Print version ISSN 1413-8670

Braz J Infect Dis vol.8 no.3 Salvador June 2004

http://dx.doi.org/10.1590/S1413-86702004000300009 

ORIGINAL PAPERS

 

Avidity of IgG for rubella: an evaluation of the need for implementation at the Materno-Infantil Presidente Vargas Hospital in Porto Alegre, Rio Grande do Sul, Brazil

 

 

Reis, M.M.I,II; Tessaro, M.M.I; Cruz e Silva, J.III; Giordano, S. A.I; d'Azevedo, P.A.II

IPathology Service of the Hospital Materno Infantil Presidente Vargas (HMIPV)
IIDepartment of Microbiology and Parasitology of the Fundação Faculdade Federal de Ciências Médicas de Porto Alegre (FFFCMPA)
IIIFaculty of Pharmacy of the Universidade Luterana do Brasil (ULBRA), Porto Alegre, RS, Brazil

Correspondence

 

 


ABSTRACT

Rubella serum assays performed in the laboratory of the Materno-Infantil Presidente Vargas Hospital (HMIPV) from 1998 to 2002 were reviewed to determine if IgG avidity assays should be implemented. IgG was determined using the Enzyme Linked Fluorescent Assay, ELFA, VIDAS® system, bioMérieux or the Microparticle Enzyme Immunoassay, MEIA, Axsym® system, Abbott, and IgM was determined using the ELFA, VIDAS® system, bioMérieux, a capture format assay. Specific IgG was assayed in 2,863 samples, with positive results for 84% of the patients, for the most part with high levels of antibodies. IgM was assayed in 2,851 samples, being positive in 14 (0.49%) and inconclusive in 25 (0.88%). Serology for toxoplasmosis was also positive or inconclusive in 5 patients. After a cost-effectiveness analysis, it was decided not to implement avidity assays, considering that the HMIPV is a public institution, with limited funding. Difficulties concerning the integration of the Clinical Pathology Service with the Clinical Staff of the institution were also considered.

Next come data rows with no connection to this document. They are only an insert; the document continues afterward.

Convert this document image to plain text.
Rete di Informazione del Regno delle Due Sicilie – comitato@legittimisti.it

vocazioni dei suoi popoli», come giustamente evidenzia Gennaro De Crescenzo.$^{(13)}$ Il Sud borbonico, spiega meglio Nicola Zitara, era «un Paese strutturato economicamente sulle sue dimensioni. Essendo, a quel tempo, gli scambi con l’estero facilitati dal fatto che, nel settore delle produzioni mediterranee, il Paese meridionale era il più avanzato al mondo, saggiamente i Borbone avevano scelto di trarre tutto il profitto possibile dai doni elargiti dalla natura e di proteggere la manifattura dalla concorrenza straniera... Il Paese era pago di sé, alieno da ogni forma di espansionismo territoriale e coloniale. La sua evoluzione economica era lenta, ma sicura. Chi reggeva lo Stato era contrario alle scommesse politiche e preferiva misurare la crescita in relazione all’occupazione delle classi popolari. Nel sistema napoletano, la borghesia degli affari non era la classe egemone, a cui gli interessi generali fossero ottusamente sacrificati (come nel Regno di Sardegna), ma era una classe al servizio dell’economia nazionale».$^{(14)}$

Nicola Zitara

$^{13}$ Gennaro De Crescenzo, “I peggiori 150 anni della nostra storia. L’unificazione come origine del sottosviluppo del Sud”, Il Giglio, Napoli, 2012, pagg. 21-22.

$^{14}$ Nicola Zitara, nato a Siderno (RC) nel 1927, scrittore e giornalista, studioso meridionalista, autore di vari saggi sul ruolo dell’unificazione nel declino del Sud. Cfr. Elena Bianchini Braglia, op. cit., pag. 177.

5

Key words: Rubella virus infection, congenital infection, avidity of IgG for rubella, serology for rubella virus.


 

 

Primary infection by the rubella virus is benign and is usually subclinical, but even if the mother has no symptoms the fetus may be severely affected, especially if infection occurs during the first 12 weeks of pregnancy [1-5]. The risk of teratogenicity if the mother is infected during the first eight weeks of gestation is nearly 100% [6]. The dissemination of the virus to the fetus probably begins with placental infection during maternal viremia. Possible mechanisms of cytopathogenicity include induction of apoptosis by the virus and inhibition of cell division [7-11]. When the fetus is infected after the 18th week of gestation, organogenesis is already complete, making the presence of anomalies much less probable [6].

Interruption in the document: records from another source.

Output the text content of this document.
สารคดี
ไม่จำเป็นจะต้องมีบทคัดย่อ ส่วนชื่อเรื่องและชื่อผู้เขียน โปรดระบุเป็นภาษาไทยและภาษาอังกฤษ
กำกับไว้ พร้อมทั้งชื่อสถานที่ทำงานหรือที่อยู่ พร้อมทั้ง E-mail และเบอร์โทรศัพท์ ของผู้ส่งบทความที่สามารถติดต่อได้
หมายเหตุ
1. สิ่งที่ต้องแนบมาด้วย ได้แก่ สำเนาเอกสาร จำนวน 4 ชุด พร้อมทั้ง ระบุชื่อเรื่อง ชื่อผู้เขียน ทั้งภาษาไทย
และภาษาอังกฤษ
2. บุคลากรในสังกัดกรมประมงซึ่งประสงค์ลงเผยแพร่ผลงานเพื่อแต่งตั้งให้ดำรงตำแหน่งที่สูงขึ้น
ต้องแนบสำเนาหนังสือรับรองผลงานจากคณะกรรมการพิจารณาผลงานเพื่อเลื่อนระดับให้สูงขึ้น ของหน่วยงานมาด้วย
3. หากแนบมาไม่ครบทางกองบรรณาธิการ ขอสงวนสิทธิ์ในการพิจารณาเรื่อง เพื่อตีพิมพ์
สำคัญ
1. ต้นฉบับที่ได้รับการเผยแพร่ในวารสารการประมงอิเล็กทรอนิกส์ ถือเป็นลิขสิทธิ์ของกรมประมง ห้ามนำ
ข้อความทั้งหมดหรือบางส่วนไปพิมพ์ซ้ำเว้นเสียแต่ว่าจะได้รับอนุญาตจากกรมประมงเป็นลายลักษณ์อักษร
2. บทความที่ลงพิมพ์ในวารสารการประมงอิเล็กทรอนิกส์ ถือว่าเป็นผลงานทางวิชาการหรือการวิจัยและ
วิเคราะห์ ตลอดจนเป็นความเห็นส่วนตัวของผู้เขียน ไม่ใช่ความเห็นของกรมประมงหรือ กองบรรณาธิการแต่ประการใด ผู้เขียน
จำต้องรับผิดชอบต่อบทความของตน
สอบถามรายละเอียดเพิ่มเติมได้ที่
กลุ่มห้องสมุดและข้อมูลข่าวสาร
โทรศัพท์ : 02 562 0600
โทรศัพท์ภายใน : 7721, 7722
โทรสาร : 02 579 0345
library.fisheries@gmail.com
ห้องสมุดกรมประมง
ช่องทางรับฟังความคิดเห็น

The rubella virus establishes a chronic infection in the fetus, and its elimination may take years [12]. Manifestations of congenital infection by the rubella virus may be transient with spontaneous regression, including neonatal thrombocytopenic purpura, hemolytic anemia, and hepatitis; permanent: deafness, congenital heart disease, cataract, glaucoma, pigmentary retinopathy, and mental retardation; and tardive: diabetes mellitus, hypo- and hyperthyroidism, and panencephalitis [13-16].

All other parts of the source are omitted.